I’d asked Miss Ilene about this during parent-teacher conference and she said that they’re extremely strict about such things, that there are consequences for such actions and that they teach that it’s not nice to laugh at anyone or make fun of others or hit or bully or do any such thing. My childhood eventually led to anxiety and depression.
I was an overly sensitive child (and I still am as an adult). I was bullied by my dad (he’s no longer like that) and my classmates. But I can’t remember saying something that made my parents laugh which led to devastation on my part.
Elaine too was an overly sensitive child and does recall experiences exactly like Sienna’s where she’d say something smart, the adults would laugh and she’d be crushed thinking that they were laughing at her. She says she learned the subtleties of laughter over time. Elaine also battles anxiety and depression, though she had much harsher life than me and bullying actually made her stronger.
My mind continued to race: The diseases of anxiety and depression run in families. Sienna is overly sensitive. Is she exhibiting early signs? Or is she just a sensitive kid unable to distinguish between different types of laughter?

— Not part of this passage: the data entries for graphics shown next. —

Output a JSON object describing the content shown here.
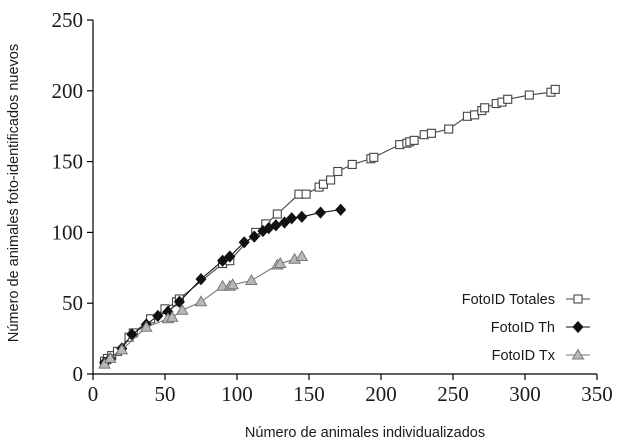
{
  "chart_data": {
    "type": "line",
    "xlabel": "Número de animales individualizados",
    "ylabel": "Número de animales foto-identificados nuevos",
    "xlim": [
      0,
      350
    ],
    "ylim": [
      0,
      250
    ],
    "xticks": [
      "0",
      "50",
      "100",
      "150",
      "200",
      "250",
      "300",
      "350"
    ],
    "yticks": [
      "0",
      "50",
      "100",
      "150",
      "200",
      "250"
    ],
    "grid": false,
    "legend_position": "bottom-right",
    "series": [
      {
        "name": "FotoID Totales",
        "marker": "open-square",
        "color": "#444444",
        "fill": "#ffffff",
        "x": [
          8,
          10,
          13,
          17,
          25,
          28,
          40,
          50,
          58,
          60,
          90,
          95,
          113,
          120,
          128,
          143,
          148,
          157,
          160,
          165,
          170,
          180,
          193,
          195,
          213,
          218,
          220,
          223,
          230,
          235,
          247,
          260,
          265,
          270,
          272,
          280,
          284,
          288,
          303,
          318,
          321
        ],
        "y": [
          9,
          11,
          13,
          16,
          26,
          29,
          39,
          46,
          51,
          53,
          78,
          80,
          100,
          106,
          113,
          127,
          127,
          132,
          134,
          137,
          143,
          148,
          152,
          153,
          162,
          163,
          164,
          165,
          169,
          170,
          173,
          182,
          183,
          186,
          188,
          191,
          192,
          194,
          197,
          199,
          201
        ]
      },
      {
        "name": "FotoID Th",
        "marker": "filled-diamond",
        "color": "#111111",
        "fill": "#111111",
        "x": [
          8,
          12,
          20,
          27,
          37,
          45,
          52,
          60,
          75,
          90,
          95,
          105,
          112,
          118,
          122,
          127,
          133,
          138,
          145,
          158,
          172
        ],
        "y": [
          8,
          11,
          18,
          28,
          35,
          41,
          44,
          51,
          67,
          80,
          83,
          93,
          97,
          101,
          103,
          105,
          107,
          110,
          111,
          114,
          116
        ]
      },
      {
        "name": "FotoID Tx",
        "marker": "triangle",
        "color": "#777777",
        "fill": "#b8b8b8",
        "x": [
          8,
          12,
          20,
          37,
          52,
          55,
          62,
          75,
          90,
          95,
          97,
          110,
          128,
          130,
          140,
          145
        ],
        "y": [
          7,
          11,
          17,
          33,
          39,
          40,
          45,
          51,
          62,
          62,
          63,
          66,
          77,
          78,
          81,
          83
        ]
      }
    ]
  }
}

All I can do is monitor her behavior, ask what’s going on at school; what’s going through her mind; how does she feel. Is she happy? I she sad? Angry? All I can do is watch and be ready to explain that laughter comes in many forms – some good, some bad – and reinforce that as her daddy, I would NEVER laugh at my one and only Sienna. Laugh with her, sure, but laugh at her, never. And hope that she’ll eventually understand before any damage occurs.
How do your children react to laughter? Are they able to distinguish different kinds? Do they get confused and sensitive? How do you teach your children about laughter and its complexities? I’d love to know because it might help me in my journey as a dad.
Larry
June 1, 2016 at 6:14pmKids often don’t get humor – I think you’re right about that.
The part that surprises me is that even after you and your wife explained it she still was sad/upset. I’m not surprised that she didn’t like but the reaction seems excessive. I don’t blame you for being concerned about it.